Testing for bee sting allergies before a serious reaction has occurred is unnecessary.
- It is often a lengthy process and so few people are actually allergic.
- One should wait until a systemic reaction has occurred before worrying about allergies.
- The first allergic reaction is rarely that bad, but once again, see an allergist if a reaction spreads beyond the sting site.
My child is allergic to bee stings – what do I do?
- Your child should always carry a bee sting kit that includes a bronchodilator epinephrine shot or inhaler, which will dilate the airways and allow your child to breathe.
- Your child should also wear a medical alert bracelet or necklace.
For future bee stings, the most extreme option is venom immunotherapy, wherein the patient receives weekly shots of increasing amounts of bee venom to build up tolerance. It can reduce the chance of future severe reactions from 60 percent to about 5 percent.
How about if my child is NOT allergic to bee stings?
For normal reactions, a cold compress and an aspirin or acetaminophen does the trick, and you'll be back out enjoying the sun.
Preventing bee stings
- Avoiding brightly colored and flower print clothing will help keep bees away.
- Avoid fragrances or cosmetics with floral scents.

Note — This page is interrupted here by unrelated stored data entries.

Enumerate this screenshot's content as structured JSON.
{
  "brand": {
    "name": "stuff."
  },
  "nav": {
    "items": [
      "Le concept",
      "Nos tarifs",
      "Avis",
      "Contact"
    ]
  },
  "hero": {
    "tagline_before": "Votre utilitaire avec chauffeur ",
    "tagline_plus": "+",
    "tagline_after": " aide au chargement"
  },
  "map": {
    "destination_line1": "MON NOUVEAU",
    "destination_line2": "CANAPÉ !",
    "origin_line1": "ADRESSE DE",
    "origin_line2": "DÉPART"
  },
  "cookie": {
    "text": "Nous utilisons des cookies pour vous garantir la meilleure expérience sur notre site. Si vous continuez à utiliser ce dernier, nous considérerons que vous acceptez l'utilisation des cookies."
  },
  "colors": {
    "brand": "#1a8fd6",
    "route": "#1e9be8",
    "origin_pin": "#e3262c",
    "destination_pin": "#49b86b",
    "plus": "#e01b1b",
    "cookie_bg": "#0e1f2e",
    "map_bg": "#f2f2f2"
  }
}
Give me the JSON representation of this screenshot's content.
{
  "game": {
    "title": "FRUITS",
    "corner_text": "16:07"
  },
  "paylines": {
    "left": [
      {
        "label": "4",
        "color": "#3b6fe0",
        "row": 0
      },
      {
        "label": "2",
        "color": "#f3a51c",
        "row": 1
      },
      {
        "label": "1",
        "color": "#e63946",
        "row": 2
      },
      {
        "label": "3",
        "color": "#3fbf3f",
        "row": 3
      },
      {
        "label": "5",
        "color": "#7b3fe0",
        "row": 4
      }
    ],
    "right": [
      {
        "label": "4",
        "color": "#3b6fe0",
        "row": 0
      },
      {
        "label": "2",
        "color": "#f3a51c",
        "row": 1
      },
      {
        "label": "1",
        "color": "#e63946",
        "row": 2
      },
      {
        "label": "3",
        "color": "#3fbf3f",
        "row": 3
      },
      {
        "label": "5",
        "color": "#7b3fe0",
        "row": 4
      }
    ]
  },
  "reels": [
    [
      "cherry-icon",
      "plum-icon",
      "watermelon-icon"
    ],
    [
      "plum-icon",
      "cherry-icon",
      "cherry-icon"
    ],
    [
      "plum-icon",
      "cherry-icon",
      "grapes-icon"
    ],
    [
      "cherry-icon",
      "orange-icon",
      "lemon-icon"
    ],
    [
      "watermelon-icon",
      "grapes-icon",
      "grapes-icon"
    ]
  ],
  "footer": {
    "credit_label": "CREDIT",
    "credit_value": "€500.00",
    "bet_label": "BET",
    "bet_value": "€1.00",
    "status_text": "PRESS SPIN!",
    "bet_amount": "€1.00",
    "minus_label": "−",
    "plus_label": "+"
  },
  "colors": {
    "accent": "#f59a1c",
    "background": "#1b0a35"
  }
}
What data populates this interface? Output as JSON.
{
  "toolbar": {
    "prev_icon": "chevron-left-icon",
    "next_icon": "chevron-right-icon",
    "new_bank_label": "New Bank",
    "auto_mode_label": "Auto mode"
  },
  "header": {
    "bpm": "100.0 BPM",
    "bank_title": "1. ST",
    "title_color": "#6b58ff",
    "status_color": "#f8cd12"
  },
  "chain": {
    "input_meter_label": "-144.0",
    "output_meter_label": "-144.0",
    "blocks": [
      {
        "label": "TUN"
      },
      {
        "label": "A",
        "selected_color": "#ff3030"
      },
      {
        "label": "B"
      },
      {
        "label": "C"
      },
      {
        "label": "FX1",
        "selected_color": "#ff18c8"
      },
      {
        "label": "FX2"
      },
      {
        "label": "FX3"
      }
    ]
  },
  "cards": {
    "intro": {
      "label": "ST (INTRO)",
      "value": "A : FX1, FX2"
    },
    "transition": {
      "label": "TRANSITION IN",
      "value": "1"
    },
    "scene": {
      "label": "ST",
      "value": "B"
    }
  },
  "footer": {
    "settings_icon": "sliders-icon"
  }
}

- Always be careful with food and sweet drinks such as soda. Bees will often fly into the can and sting the drinker when he or she takes a sip.
- If you are going into a field where there will likely be bees, wear long pants and shoes that cover your whole foot.
- If there are bees around or on you, don't run. Standing still will keep the bees calm and, most likely, they will fly away without causing harm.